A campanha anti-tabaco Real Cost da FDA tem atacado vapes e vapers há quase seis anos, começando com o anúncio “Epidemia” de 2018, uma homenagem à quimiofobia que apresentava uma escola cheia de vítimas de vape com vermes invisíveis rastejando sob suas peles.
Desde então, a agência contratou executivos de publicidade caros para afirmar que o vaping “magicamente” transforma vapers em fumantes, envolver-se em estigma antiquado ao estilo da Guerra às Drogas, e colaborar com a Marvel Comics para retratar o vaping como uma forma de “controle mental.”
Este ano estamos de volta à quimiofobia, com uma (até agora) curta série de anúncios apresentando o vilão químico original do vaping: formaldeído.
Formaldeído: a primeira moda de pesquisa anti-vaping
Faz nove anos desde uma carta de pesquisa para o New England Journal of Medicine que lançou a primeira moda de pesquisa anti-vaping: usar truques metodológicos (ou erros se você estiver se sentindo generoso) para produzir “níveis perigosos” de formaldeído e outros carbonilos de configurações de vaping de sistema aberto.

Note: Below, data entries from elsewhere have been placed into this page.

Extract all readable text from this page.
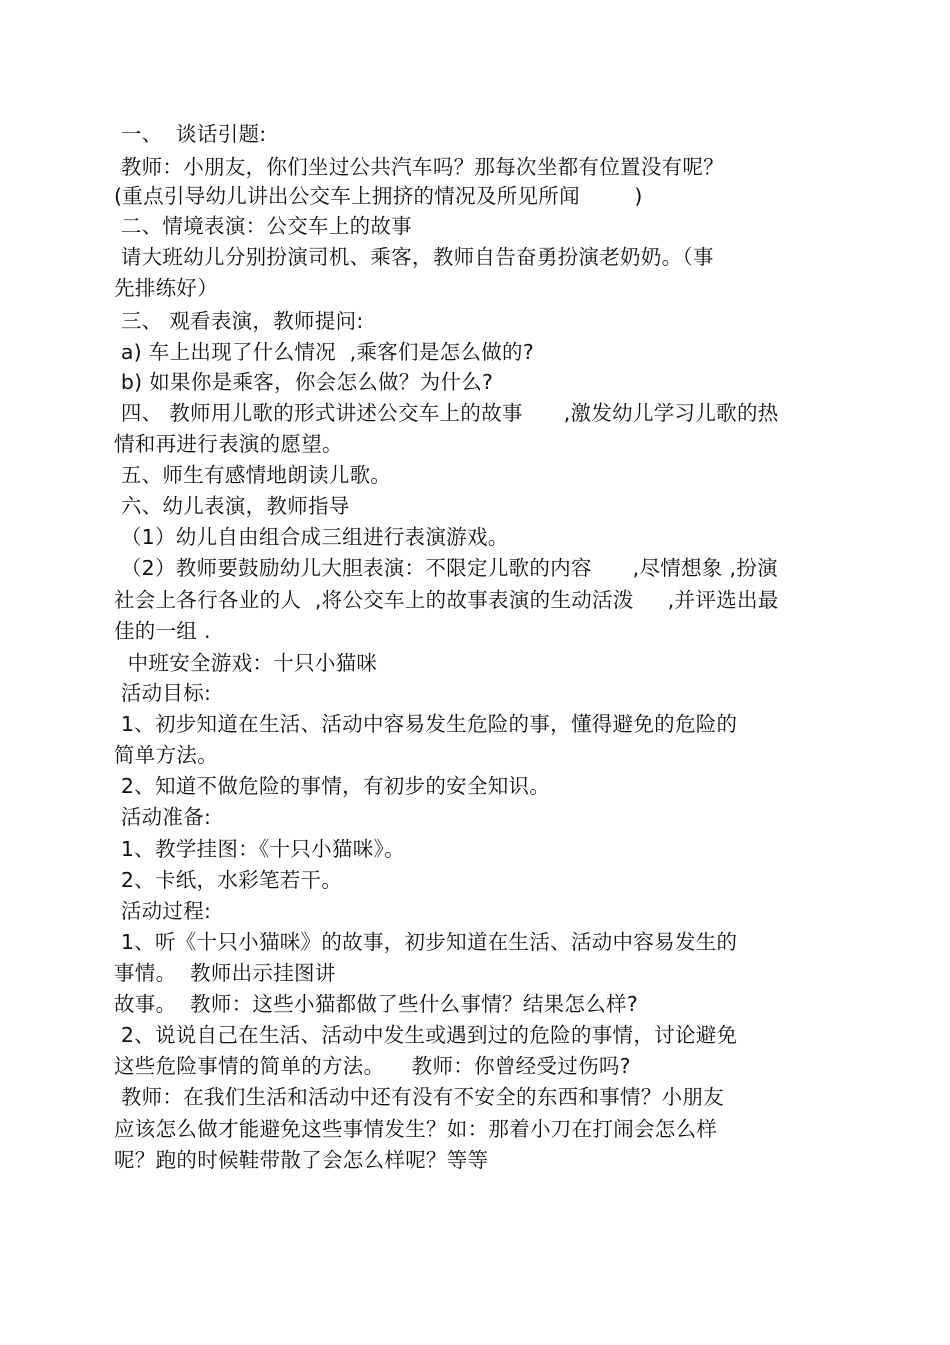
一、  谈话引题:
教师：小朋友，你们坐过公共汽车吗？那每次坐都有位置没有呢？
(重点引导幼儿讲出公交车上拥挤的情况及所见所闻        )
二、情境表演：公交车上的故事
请大班幼儿分别扮演司机、乘客，教师自告奋勇扮演老奶奶。（事
先排练好）
三、 观看表演，教师提问:
a) 车上出现了什么情况  ,乘客们是怎么做的?
b) 如果你是乘客，你会怎么做？为什么?
四、 教师用儿歌的形式讲述公交车上的故事      ,激发幼儿学习儿歌的热
情和再进行表演的愿望。
五、师生有感情地朗读儿歌。
六、幼儿表演，教师指导
（1）幼儿自由组合成三组进行表演游戏。
（2）教师要鼓励幼儿大胆表演：不限定儿歌的内容      ,尽情想象 ,扮演
社会上各行各业的人  ,将公交车上的故事表演的生动活泼     ,并评选出最
佳的一组 .
中班安全游戏：十只小猫咪
活动目标:
1、初步知道在生活、活动中容易发生危险的事，懂得避免的危险的
简单方法。
2、知道不做危险的事情，有初步的安全知识。
活动准备:
1、教学挂图：《十只小猫咪》。
2、卡纸，水彩笔若干。
活动过程:
1、听《十只小猫咪》的故事，初步知道在生活、活动中容易发生的
事情。  教师出示挂图讲
故事。  教师：这些小猫都做了些什么事情？结果怎么样?
2、说说自己在生活、活动中发生或遇到过的危险的事情，讨论避免
这些危险事情的简单的方法。    教师：你曾经受过伤吗?
教师：在我们生活和活动中还有没有不安全的东西和事情？小朋友
应该怎么做才能避免这些事情发生？如：那着小刀在打闹会怎么样
呢？跑的时候鞋带散了会怎么样呢？等等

A moda do formaldeído aconteceu porque era (e é) fácil produzir vapor de alto-carbonilo usando um mod configurado em níveis de voltagem muito altos, que superaquecem ou queimam o pavio e o líquido e entregam vapor não vaporizável. Outro truque (erro) é fazer puxadas fracas em um sub ohm tank que requer um fluxo de ar rápido e de alto volume para entregar vapor razoavelmente frio.
O cardiologista e pesquisador de vape Konstantinos Farsalinos—que havia identificado o “problema do formaldeído” imediatamente—eventualmente co-autorizou (com o químico Gene Gillman) uma revisão sistemática de 32 “estudos sobre formaldeído,”descrevendo as armadilhas da pesquisa e criando diretrizes de pesquisa úteis. Farsalinos concluiu que, quando “as condições de uso realistas foram garantidas, as emissões de carbonilas de e-cigarettes eram substancialmente mais baixas do que a fumaça do cigarro de tabaco,” e que os atomizadores de vaping modernos “pareciam emitir níveis mínimos de carbonilas com significância clínica questionável em termos de risco à saúde.”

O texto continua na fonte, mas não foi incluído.